(DIYA TV) – Criminal chargers are being brought against two companies whom manufacture and sell dietary supplements – one of the companies, California-based SK Laboratories, and its president, Indian American Sitesh Patel, has been charged with conspiring to dupe the public into buying dietary supplements which were loaded with dangerous and unsafe chemicals from China. This has now prompted many to search for supplements manufacturers to create their own dietary supplements, in order to ensure they’re getting a reliable product, and so they know full well what is going into their bodies.
The Department of Justice 11-count indictment alleges both companies, SK Laboratories and USP Labs, knowingly falsified ingredients and labeling on dietary supplements, putting American’s at risk. The DOJ further added the supplements were sold over the counter, promoted as products which would enhance workout results and improve health. Whilst there are many legitimate products like this, such as the liquid vitamin c options on the market, this company broke the law by pretending theirs was similar when it was very different in composition.
“When they found an ingredient that they believed was promising and knowing full well how the market for dietary supplements worked, they doctored packaging, labeling, and other paperwork to defraud others about what the product was,” Principal Deputy Assistant Attorney General Benjamin Mizer said.
USP Labs forged labels it used natural plant extracts in its product, when in fact it was using synthetic supplement manufactured in a Chinese chemical factory, according to the indictment. SK Laboratories role in the conspiracy included the manufacturing of said labels.
Recent private emails, which were sent by Patel, reveal the government’s claims could be true. “Lol, stuff is completely 100% synthetic,” Patel wrote in an email to SP Labs owners Jacobo Geissler and Jonathan Doyle.
“They falsified labeling and marketing materials to convince consumers who prize natural ingredients to buy their products,” Mizer said.
Emails sent from Geissler to a Chinese chemical company could reveal that accusation is true as well.
“Please send as green coffee samples…and don’t label the individual bags. Label as green coffee sample 1,2,3, etc.,” Geissler told a Chinese chemical supplier in an email. “Please use fake COA,” he added.

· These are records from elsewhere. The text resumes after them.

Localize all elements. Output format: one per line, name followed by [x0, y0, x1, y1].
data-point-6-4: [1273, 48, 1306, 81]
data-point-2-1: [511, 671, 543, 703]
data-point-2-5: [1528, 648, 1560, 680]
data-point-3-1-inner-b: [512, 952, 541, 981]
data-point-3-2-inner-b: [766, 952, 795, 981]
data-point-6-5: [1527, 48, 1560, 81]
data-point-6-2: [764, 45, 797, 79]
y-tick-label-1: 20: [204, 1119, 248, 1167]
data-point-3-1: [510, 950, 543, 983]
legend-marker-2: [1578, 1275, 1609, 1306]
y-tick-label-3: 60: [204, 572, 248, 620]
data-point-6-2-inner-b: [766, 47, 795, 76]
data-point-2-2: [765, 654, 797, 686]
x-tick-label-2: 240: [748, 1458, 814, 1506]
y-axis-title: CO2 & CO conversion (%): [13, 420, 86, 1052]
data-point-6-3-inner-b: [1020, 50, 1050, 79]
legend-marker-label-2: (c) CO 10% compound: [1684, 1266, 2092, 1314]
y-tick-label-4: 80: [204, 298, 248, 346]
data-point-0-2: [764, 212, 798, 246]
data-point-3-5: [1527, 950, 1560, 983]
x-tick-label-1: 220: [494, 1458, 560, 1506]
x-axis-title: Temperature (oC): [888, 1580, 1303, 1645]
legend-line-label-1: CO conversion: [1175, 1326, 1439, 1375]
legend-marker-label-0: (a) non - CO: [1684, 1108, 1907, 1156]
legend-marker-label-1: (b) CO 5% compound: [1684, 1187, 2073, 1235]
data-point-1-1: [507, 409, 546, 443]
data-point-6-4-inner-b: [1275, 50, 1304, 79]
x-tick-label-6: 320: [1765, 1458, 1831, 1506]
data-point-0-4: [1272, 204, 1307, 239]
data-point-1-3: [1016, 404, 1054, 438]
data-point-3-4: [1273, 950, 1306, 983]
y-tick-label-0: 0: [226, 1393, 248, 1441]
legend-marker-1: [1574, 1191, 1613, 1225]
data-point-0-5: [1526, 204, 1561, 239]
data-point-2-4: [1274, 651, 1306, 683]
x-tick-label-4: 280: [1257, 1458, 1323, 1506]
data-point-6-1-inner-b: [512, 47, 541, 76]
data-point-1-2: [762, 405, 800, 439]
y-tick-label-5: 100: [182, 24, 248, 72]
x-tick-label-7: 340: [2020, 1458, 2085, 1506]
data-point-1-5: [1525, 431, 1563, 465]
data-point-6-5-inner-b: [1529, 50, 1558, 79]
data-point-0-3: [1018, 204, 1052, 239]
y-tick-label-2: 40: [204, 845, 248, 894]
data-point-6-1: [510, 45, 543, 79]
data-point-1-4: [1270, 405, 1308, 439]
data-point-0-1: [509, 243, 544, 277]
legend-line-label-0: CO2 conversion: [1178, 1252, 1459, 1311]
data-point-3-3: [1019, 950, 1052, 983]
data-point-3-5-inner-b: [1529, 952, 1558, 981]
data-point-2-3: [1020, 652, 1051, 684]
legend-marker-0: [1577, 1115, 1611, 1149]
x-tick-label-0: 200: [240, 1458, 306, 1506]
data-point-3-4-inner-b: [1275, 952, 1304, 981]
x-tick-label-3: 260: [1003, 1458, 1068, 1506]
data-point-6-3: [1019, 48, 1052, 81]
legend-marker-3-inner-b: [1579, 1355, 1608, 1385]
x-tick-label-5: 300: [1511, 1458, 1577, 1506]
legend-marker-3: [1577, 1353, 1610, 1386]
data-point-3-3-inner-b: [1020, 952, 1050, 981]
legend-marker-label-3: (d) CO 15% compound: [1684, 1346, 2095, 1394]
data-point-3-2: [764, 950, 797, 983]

COA, or, “certificate of analysis,” is a standard certification of a shipped product’s ingredients.
According to its website, SK Laboratories prides itself on the integrity of their quality control and testing to ensure the purity of its supplements. The government opines a completely different story, claiming the products went completely untested or fell below set safety mandates. The government hopes the indictment will convince the general public to be much more skeptical of health and dietary supplements, especially ones which tout the ability to cure disease, reverse aging or significantly impact weight loss with little or no work required.
Mizer said it is the DOJ’s opinion that the companies sometimes tested the products, but only on themselves, omitting clinical trials.
“The indictment alleges that the defendants sometimes tested the products on themselves and sold the ones that made them feel good,” he said.